Porterfield  presented a compiler algorithm for inserting prefetches. He implemented it as a preprocessing pass that inserted prefetching into the source code. His initial algorithm prefetched all array references in inner loops one iteration ahead. He recognized that this scheme was issuing too many unnecessary prefetches, and presented a more intelligent scheme based on dependence vectors and overflow iterations. Since the simulation occurred at a fairly abstract level, the prefetching overhead was estimated rather than presented. Overall performance numbers were not presented. Also, the more sophisticated scheme was not automated (the overflow iterations were calculated by hand) and did not take cache line reuse into account.
Klaiber and Levy  extended the work by Porterfield by recognizing the need to prefetch more than a single iteration ahead. They included several memory system parameters in their equation for how many iterations ahead to prefetch, and inserted prefetches by hand at the assembly-code level. The results were presented in terms of average memory access latency rather than overall performance. Also, in contrast with our study, they proposed prefetching into a separate fetchbuffer rather than directly into the cache. However, our results have demonstrated that prefetching directly into the cache can provide impressive speedups, and without the disadvantage of sacrificing cache size to accommodate a fetchbuffer.
Gornish, Granston and Veidenbaum  presented an algorithm for determining the earliest time when it is safe to prefetch shared data in a multiprocessor with software-controlled cache coherency.

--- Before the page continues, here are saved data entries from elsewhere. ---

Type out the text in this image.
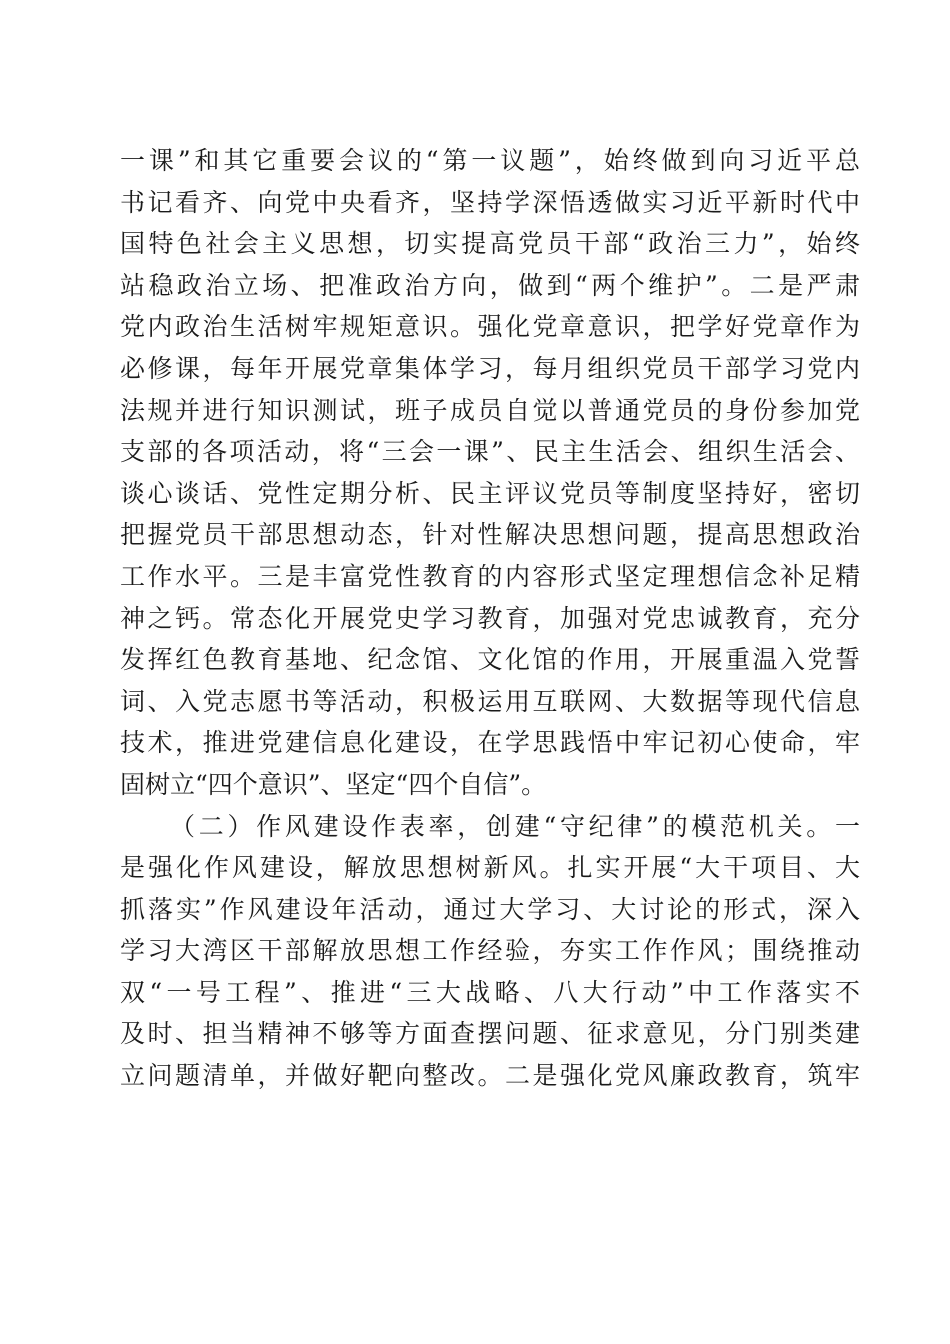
一课”和其它重要会议的“第一议题”，始终做到向习近平总
书记看齐、向党中央看齐，坚持学深悟透做实习近平新时代中
国特色社会主义思想，切实提高党员干部“政治三力”，始终
站稳政治立场、把准政治方向，做到“两个维护”。二是严肃
党内政治生活树牢规矩意识。强化党章意识，把学好党章作为
必修课，每年开展党章集体学习，每月组织党员干部学习党内
法规并进行知识测试，班子成员自觉以普通党员的身份参加党
支部的各项活动，将“三会一课”、民主生活会、组织生活会、
谈心谈话、党性定期分析、民主评议党员等制度坚持好，密切
把握党员干部思想动态，针对性解决思想问题，提高思想政治
工作水平。三是丰富党性教育的内容形式坚定理想信念补足精
神之钙。常态化开展党史学习教育，加强对党忠诚教育，充分
发挥红色教育基地、纪念馆、文化馆的作用，开展重温入党誓
词、入党志愿书等活动，积极运用互联网、大数据等现代信息
技术，推进党建信息化建设，在学思践悟中牢记初心使命，牢
固树立“四个意识”、坚定“四个自信”。
（二）作风建设作表率，创建“守纪律”的模范机关。一
是强化作风建设，解放思想树新风。扎实开展“大干项目、大
抓落实”作风建设年活动，通过大学习、大讨论的形式，深入
学习大湾区干部解放思想工作经验，夯实工作作风；围绕推动
双“一号工程”、推进“三大战略、八大行动”中工作落实不
及时、担当精神不够等方面查摆问题、征求意见，分门别类建
立问题清单，并做好靶向整改。二是强化党风廉政教育，筑牢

This work is targeted for a block prefetch instruction, rather than the single-line prefetches considered in this paper.
Chen et al.  considered prefetching of non-scientific code. They attempt to move address generation back as far as possible before loads to hide a small cache miss latency (10 cycles). The paper also suggested that prefetch buffers would be helpful for reducing the effects of cache pollution. It is considerably more difficult to generate addresses early in non-scientific code where the access patterns can be very irregular. At the same time, these applications tend to make better use of the cache in a uniprocessor.